The criminal profits were also laundered via cryptocurrencies, by means of prepaid cards linked to the cryptocurrency wallets which were used to buy goods such as luxury cars and houses.
International police cooperation coordinated by Europol and the Joint Cybercrime Action Taskforce was central in bringing the perpetrators to justice, with the mastermind, coders, mule networks, money launderers and victims all located in different geographical locations around the world.
Europol’s European Cybercrime Centre (EC3) facilitated the exchange of information, hosted operational meetings, provided digital forensic and malware analysis support and deployed experts on-the-spot in Spain during the action day.
The private-public partnership with the European Banking Federation (EBF), the banking industry as a whole and the private security companies was also vital.
“This is the first time that the EBF has actively cooperated with Europol on a specific investigation,” said Wim Mijs, chief executive of the European Banking Federation. “It clearly goes beyond raising awareness on cybersecurity and demonstrates the value of our partnership with the cybercrime specialists at Europol. Public-private cooperation is essential when it comes to effectively fighting digital cross border crimes like the one that we are seeing here with the Carbanak gang.”

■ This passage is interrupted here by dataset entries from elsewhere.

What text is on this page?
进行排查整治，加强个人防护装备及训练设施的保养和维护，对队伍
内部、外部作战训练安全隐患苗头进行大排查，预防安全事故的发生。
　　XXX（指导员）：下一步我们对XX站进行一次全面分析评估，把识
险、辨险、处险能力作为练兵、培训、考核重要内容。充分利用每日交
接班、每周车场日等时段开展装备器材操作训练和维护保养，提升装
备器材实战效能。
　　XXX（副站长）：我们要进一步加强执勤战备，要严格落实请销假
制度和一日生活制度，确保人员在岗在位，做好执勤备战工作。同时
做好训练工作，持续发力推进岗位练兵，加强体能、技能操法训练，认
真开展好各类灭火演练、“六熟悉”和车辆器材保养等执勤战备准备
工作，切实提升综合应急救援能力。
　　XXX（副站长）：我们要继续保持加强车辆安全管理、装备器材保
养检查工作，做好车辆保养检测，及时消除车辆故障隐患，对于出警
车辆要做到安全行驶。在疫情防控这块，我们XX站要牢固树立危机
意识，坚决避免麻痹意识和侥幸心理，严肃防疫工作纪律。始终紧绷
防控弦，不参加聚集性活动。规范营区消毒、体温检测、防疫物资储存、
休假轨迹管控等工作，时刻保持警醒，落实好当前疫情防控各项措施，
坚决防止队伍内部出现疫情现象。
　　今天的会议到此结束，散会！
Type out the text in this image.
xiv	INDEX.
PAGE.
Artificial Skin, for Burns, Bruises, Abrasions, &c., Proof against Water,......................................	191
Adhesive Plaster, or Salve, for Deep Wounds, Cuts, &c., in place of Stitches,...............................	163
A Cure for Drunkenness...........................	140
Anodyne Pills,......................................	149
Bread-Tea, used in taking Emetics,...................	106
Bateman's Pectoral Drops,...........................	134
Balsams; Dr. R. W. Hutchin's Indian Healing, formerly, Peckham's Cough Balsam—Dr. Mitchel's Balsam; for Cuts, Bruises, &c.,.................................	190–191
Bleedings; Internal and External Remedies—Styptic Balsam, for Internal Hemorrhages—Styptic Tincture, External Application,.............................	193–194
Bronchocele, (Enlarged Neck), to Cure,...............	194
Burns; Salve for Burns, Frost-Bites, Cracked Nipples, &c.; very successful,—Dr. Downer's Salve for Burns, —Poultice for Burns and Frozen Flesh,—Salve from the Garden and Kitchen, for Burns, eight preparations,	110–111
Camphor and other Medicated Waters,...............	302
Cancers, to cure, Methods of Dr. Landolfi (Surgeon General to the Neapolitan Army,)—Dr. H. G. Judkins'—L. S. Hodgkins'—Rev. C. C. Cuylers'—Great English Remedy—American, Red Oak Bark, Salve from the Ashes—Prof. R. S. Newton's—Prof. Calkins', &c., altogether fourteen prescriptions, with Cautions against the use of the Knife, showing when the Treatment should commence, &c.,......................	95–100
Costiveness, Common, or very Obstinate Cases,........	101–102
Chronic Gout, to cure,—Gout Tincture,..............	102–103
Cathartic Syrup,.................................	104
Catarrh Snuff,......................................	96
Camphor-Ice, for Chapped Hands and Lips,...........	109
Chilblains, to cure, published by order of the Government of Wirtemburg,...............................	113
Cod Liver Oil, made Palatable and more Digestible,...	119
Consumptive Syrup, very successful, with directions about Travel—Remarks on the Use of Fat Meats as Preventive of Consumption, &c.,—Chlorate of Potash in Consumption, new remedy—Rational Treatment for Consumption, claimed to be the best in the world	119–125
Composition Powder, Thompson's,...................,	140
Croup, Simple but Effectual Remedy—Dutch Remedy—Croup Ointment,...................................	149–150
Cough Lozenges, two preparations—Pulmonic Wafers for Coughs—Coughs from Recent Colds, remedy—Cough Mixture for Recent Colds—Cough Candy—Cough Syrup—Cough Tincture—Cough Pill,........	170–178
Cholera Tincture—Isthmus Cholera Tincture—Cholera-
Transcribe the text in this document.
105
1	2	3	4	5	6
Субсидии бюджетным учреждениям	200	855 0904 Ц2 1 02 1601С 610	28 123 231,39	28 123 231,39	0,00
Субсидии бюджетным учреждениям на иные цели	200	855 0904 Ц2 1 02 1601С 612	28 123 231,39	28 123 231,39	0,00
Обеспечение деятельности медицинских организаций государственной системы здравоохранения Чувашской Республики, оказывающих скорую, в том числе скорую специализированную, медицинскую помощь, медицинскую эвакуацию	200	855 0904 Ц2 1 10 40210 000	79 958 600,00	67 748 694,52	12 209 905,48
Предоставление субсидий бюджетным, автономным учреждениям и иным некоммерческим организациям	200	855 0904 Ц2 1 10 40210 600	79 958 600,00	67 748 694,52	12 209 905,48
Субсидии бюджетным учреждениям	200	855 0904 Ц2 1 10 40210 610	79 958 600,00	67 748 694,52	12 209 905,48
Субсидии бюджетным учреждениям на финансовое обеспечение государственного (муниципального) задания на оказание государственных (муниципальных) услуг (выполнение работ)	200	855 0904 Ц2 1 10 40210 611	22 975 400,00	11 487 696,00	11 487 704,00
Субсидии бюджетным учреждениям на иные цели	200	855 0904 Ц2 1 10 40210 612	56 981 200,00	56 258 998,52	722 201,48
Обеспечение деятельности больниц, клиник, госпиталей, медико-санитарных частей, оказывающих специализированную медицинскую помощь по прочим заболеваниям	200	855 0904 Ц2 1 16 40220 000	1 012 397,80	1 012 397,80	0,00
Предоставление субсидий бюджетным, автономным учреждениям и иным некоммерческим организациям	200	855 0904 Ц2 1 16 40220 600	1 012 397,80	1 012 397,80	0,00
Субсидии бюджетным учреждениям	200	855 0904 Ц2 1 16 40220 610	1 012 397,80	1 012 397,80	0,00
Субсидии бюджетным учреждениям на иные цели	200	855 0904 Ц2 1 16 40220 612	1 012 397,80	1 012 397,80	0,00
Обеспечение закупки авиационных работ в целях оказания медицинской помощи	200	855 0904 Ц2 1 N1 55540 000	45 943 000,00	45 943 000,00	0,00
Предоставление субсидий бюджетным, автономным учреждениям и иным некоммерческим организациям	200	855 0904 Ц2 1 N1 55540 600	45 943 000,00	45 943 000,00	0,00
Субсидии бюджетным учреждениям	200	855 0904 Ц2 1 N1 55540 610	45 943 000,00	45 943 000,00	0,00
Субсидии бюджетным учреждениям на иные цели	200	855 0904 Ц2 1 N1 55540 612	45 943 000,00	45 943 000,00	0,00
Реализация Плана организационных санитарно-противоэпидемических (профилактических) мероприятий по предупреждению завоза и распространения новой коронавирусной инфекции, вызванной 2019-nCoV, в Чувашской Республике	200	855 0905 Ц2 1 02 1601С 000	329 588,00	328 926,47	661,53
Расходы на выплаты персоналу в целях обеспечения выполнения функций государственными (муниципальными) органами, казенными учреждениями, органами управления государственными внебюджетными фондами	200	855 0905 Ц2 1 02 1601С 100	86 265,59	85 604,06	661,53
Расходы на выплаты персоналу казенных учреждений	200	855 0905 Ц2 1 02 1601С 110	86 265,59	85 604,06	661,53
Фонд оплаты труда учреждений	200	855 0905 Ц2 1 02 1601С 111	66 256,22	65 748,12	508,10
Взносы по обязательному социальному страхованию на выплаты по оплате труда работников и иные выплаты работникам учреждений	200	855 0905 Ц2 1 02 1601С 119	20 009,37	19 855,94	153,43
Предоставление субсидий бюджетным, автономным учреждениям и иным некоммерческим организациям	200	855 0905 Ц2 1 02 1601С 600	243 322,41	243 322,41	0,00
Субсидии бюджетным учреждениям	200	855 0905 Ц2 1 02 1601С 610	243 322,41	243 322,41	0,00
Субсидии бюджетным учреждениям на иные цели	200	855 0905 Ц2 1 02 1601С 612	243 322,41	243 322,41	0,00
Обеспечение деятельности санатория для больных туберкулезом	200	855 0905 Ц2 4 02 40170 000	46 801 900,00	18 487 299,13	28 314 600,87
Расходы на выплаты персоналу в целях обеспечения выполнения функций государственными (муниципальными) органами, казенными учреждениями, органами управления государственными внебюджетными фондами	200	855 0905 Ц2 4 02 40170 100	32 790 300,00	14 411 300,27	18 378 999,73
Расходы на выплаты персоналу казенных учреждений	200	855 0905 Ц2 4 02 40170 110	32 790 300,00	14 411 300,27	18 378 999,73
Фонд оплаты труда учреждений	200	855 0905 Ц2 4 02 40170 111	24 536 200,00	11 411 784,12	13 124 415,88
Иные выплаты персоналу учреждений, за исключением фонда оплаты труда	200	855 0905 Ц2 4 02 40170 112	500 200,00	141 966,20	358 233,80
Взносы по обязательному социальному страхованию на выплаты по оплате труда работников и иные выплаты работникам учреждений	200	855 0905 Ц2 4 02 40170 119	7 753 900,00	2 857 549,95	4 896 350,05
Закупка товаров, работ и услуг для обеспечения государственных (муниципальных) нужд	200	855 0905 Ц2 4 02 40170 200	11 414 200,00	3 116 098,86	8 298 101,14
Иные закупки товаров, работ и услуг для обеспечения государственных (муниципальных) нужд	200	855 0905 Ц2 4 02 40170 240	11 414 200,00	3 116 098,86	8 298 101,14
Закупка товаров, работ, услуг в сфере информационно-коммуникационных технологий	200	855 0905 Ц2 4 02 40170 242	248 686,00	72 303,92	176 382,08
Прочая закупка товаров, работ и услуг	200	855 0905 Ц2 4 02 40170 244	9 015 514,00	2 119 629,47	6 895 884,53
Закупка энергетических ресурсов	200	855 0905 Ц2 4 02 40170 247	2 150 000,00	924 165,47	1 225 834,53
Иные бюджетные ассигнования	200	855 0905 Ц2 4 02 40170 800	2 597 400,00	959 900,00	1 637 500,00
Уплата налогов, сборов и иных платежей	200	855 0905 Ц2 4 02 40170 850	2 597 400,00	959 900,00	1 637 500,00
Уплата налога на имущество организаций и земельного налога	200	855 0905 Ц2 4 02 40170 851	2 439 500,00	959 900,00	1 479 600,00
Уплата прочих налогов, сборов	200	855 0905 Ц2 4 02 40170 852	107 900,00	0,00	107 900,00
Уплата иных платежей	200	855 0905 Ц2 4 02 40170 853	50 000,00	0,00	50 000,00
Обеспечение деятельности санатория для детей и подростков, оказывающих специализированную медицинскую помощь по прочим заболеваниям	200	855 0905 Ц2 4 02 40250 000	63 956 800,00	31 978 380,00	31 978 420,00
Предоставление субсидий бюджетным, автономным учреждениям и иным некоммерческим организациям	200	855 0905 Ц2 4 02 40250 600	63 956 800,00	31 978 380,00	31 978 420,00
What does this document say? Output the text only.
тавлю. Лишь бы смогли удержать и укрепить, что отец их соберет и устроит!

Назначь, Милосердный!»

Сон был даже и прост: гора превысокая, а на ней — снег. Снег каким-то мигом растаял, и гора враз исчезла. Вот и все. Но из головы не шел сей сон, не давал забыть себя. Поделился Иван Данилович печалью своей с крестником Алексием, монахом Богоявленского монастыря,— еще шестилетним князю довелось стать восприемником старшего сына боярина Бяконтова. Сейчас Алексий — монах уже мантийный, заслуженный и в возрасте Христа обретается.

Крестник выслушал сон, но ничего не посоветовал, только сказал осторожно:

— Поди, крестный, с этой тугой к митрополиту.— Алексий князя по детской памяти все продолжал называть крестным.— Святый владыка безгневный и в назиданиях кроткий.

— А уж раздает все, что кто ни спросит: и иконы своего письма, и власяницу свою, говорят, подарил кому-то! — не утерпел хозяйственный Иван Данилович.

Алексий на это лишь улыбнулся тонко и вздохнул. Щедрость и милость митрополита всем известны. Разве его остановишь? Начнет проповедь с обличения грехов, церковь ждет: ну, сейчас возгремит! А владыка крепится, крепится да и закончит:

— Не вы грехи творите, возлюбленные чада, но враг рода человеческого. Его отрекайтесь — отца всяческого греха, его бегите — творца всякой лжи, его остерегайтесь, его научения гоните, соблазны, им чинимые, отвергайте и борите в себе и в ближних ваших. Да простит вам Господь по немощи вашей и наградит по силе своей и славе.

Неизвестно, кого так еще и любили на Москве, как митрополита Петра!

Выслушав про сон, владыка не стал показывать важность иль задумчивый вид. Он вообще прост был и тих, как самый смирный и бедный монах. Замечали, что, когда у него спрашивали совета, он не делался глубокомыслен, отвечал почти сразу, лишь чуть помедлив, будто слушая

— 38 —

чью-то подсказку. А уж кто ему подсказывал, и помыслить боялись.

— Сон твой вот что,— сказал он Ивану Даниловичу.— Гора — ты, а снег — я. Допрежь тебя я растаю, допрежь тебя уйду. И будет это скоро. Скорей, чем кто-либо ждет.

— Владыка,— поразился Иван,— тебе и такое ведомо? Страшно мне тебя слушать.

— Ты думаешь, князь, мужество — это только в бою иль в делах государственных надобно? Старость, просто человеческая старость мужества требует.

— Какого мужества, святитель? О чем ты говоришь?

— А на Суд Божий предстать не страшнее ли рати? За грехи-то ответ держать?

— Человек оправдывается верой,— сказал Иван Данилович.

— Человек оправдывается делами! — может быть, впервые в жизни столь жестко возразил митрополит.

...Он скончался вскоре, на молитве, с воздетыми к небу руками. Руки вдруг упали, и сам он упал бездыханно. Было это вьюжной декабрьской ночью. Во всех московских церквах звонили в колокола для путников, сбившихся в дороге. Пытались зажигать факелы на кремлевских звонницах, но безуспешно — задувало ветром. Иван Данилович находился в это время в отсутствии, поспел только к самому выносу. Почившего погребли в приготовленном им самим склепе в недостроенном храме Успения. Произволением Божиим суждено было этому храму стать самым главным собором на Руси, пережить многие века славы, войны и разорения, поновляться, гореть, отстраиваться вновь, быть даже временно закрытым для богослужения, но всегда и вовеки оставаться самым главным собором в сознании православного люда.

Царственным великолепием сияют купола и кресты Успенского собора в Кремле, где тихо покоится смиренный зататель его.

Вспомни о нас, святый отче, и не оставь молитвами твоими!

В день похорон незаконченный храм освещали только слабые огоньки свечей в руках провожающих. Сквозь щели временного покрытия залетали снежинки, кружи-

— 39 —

“This global operation is a significant success for international police cooperation against a top level cybercriminal organization,” said Steven Wilson, head of Europol’s European Cybercrime Centre (EC3). “The arrest of the key figure in this crime group illustrates that cybercriminals can no longer hide behind perceived international anonymity. This is another example where the close cooperation between law enforcement agencies on a worldwide scale and trusted private sector partners is having a major impact on top level cybercriminality.”